30.03.2005 | Cultura e Tradizioni

Il vino santo dell'Alto Tevere

Offuscato per tanto tempo dal vicino di casa toscano, oggi anche il vin santo umbro fa sentire la sua voce. Non molti lo sanno, ma uno dei prodotti più tradizionalmente legati alla cultura dell’Alta Valle del Tevere è il Vinsanto, che qui viene fatto da sempre dando come risultato un prodotto di peculiari caratteristiche, che per la sua qualità non ha assolutamente nulla da invidiare a quello proveniente dalle zone per le quali è famoso, principalmente la Toscana.

Incerta e leggendaria è l’origine del nome di questo vino liquoroso: si dice che durante la peste del 1348 a Siena un frate somministrasse agli ammalati questo vino, al quale venne attribuito il merito della guarigione di alcuni di essi (da cui il nominativo di Santo); altri, molto più semplicemente, lo associano al fatto che fosse il vino utilizzato dai sacerdoti nelle Messe, ma la spiegazione più plausibile fa riferimento alle fasi del ciclo produttivo, che avvengono in concomitanza con le feste di Ognissanti, di Natale e della Settimana Santa.

Il vinsanto fa parte integrante della tradizione altotiberina e viene ancora oggi diffusamente prodotto a livello familiare, con procedimenti antichi e tradizionali, rimasti invariati nel tempo, a cominciare dalla scelta delle uve, che devono essere ben mature, con grappoli radi e sani e di varie qualità (principalmente Trebbiano toscano e Malvasia, ma anche Grechetto, Canaiolo bianco, San Colombano, Vernaccia), e dalla raccolta, che deve avvenire nelle ore centrali del giorno, quando i grappoli sono ben asciugati dalla rugiada del mattino, e con estrema accortezza, prestando la massima attenzione a che gli acini rimangano integri. Fondamentale è la fase successiva di appassimento, che avviene per un periodo prolungato appendendo le uve in ambienti ben asciutti ed areati.

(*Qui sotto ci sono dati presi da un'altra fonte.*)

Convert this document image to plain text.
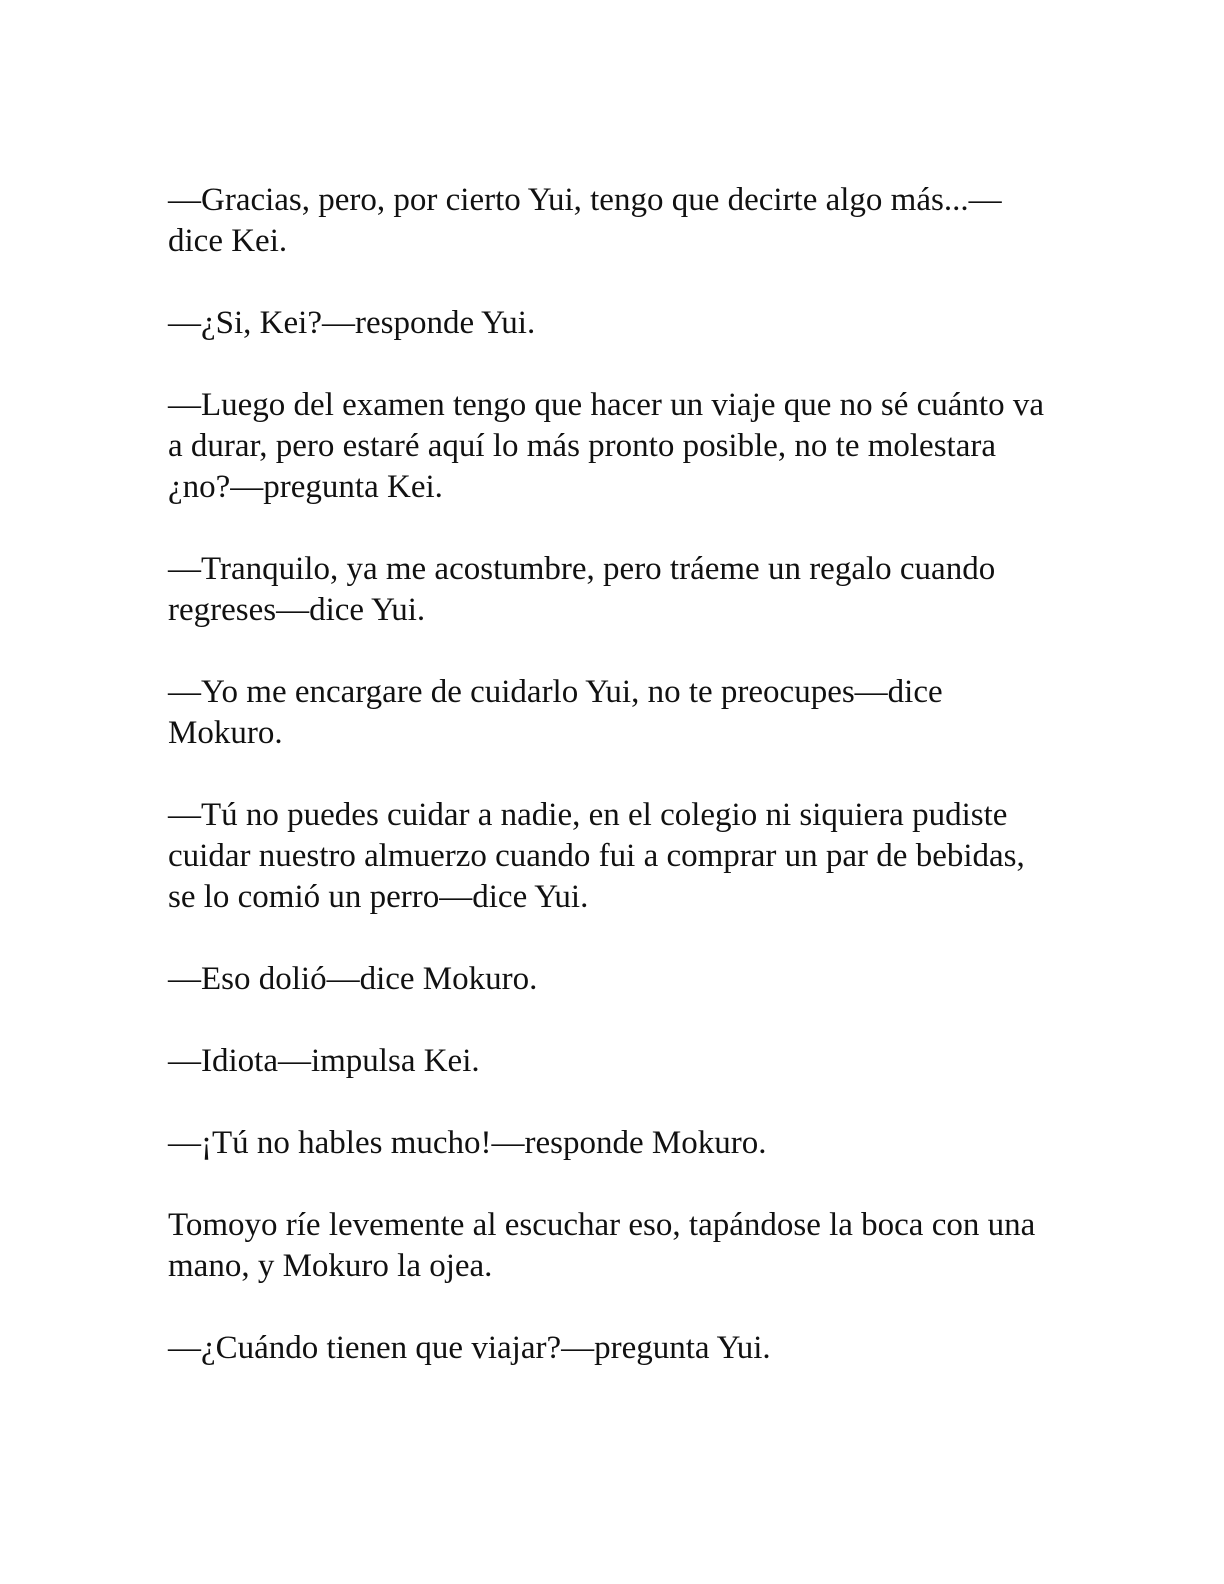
—Gracias, pero, por cierto Yui, tengo que decirte algo más...—dice Kei.

—¿Si, Kei?—responde Yui.

—Luego del examen tengo que hacer un viaje que no sé cuánto va a durar, pero estaré aquí lo más pronto posible, no te molestara ¿no?—pregunta Kei.

—Tranquilo, ya me acostumbre, pero tráeme un regalo cuando regreses—dice Yui.

—Yo me encargare de cuidarlo Yui, no te preocupes—dice Mokuro.

—Tú no puedes cuidar a nadie, en el colegio ni siquiera pudiste cuidar nuestro almuerzo cuando fui a comprar un par de bebidas, se lo comió un perro—dice Yui.

—Eso dolió—dice Mokuro.

—Idiota—impulsa Kei.

—¡Tú no hables mucho!—responde Mokuro.

Tomoyo ríe levemente al escuchar eso, tapándose la boca con una mano, y Mokuro la ojea.

—¿Cuándo tienen que viajar?—pregunta Yui.
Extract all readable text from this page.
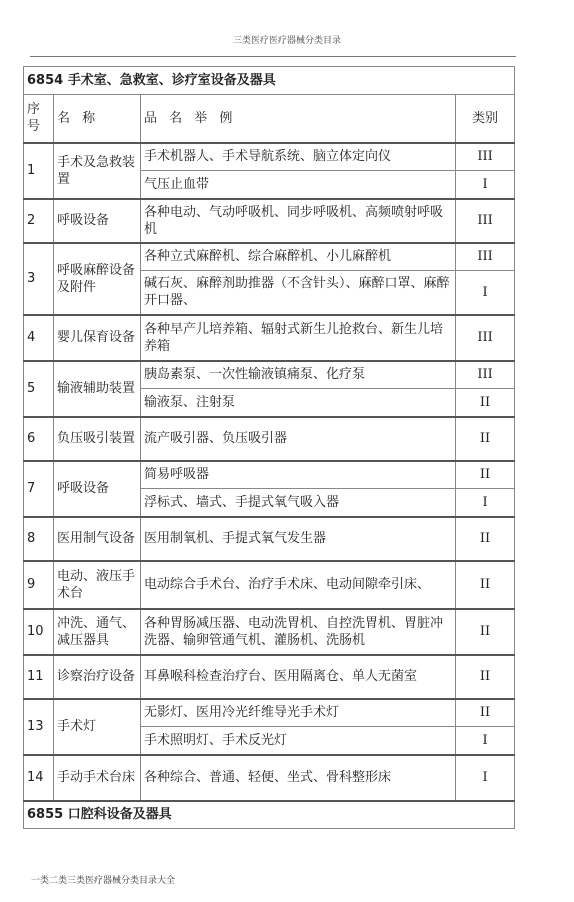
三类医疗医疗器械分类目录
6854 手术室、急救室、诊疗室设备及器具			
序号	名 称	品 名 举 例	类别
1	手术及急救装置	手术机器人、手术导航系统、脑立体定向仪	III
		气压止血带	I
2	呼吸设备	各种电动、气动呼吸机、同步呼吸机、高频喷射呼吸机	III
3	呼吸麻醉设备及附件	各种立式麻醉机、综合麻醉机、小儿麻醉机	III
		碱石灰、麻醉剂助推器（不含针头）、麻醉口罩、麻醉开口器、	I
4	婴儿保育设备	各种早产儿培养箱、辐射式新生儿抢救台、新生儿培养箱	III
5	输液辅助装置	胰岛素泵、一次性输液镇痛泵、化疗泵	III
		输液泵、注射泵	II
6	负压吸引装置	流产吸引器、负压吸引器	II
7	呼吸设备	简易呼吸器	II
		浮标式、墙式、手提式氧气吸入器	I
8	医用制气设备	医用制氧机、手提式氧气发生器	II
9	电动、液压手术台	电动综合手术台、治疗手术床、电动间隙牵引床、	II
10	冲洗、通气、减压器具	各种胃肠减压器、电动洗胃机、自控洗胃机、胃脏冲洗器、输卵管通气机、灌肠机、洗肠机	II
11	诊察治疗设备	耳鼻喉科检查治疗台、医用隔离仓、单人无菌室	II
13	手术灯	无影灯、医用冷光纤维导光手术灯	II
		手术照明灯、手术反光灯	I
14	手动手术台床	各种综合、普通、轻便、坐式、骨科整形床	I
6855 口腔科设备及器具			
一类二类三类医疗器械分类目录大全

Nella tradizione contadina, i grappoli venivano appesi alle travi della cucina, dove il camino garantiva il calore necessario, ed il fumo che usciva conferiva un gusto ed un aroma del tutto peculiari al prodotto finale. Dalla spremitura di queste uve appassite, esce un mosto dolcissimo che viene messo in piccole botti dette “caratelli”, al cui interno si trova la “Madre”, una massa densa costituita dai sedimenti residui degli anni precedenti, che consente di avviare la fermentazione e che anno dopo anno trasmette e conserva le caratteristiche di gusto ed aroma che sono proprie di ogni vinsanto.

Nel caratello, il vinsanto rimarrà per un periodo molto lungo, non inferiore ai tre anni, nel quale si alterneranno in modo naturale fasi di ebollizione e di riposo, legate all’andamento delle temperature stagionali, e si svolgeranno altri processi di invecchiamento, che daranno come risultato finale un prodotto unico, con caratteristiche organolettiche che lo renderanno unico e distinguibile da ogni altro vinsanto. La Comunità montana dell’Alto Tevere Umbro sta lavorando su un progetto di valorizzazione del vinsanto altotiberino anche attraverso la elaborazione di un disciplinare di produzione.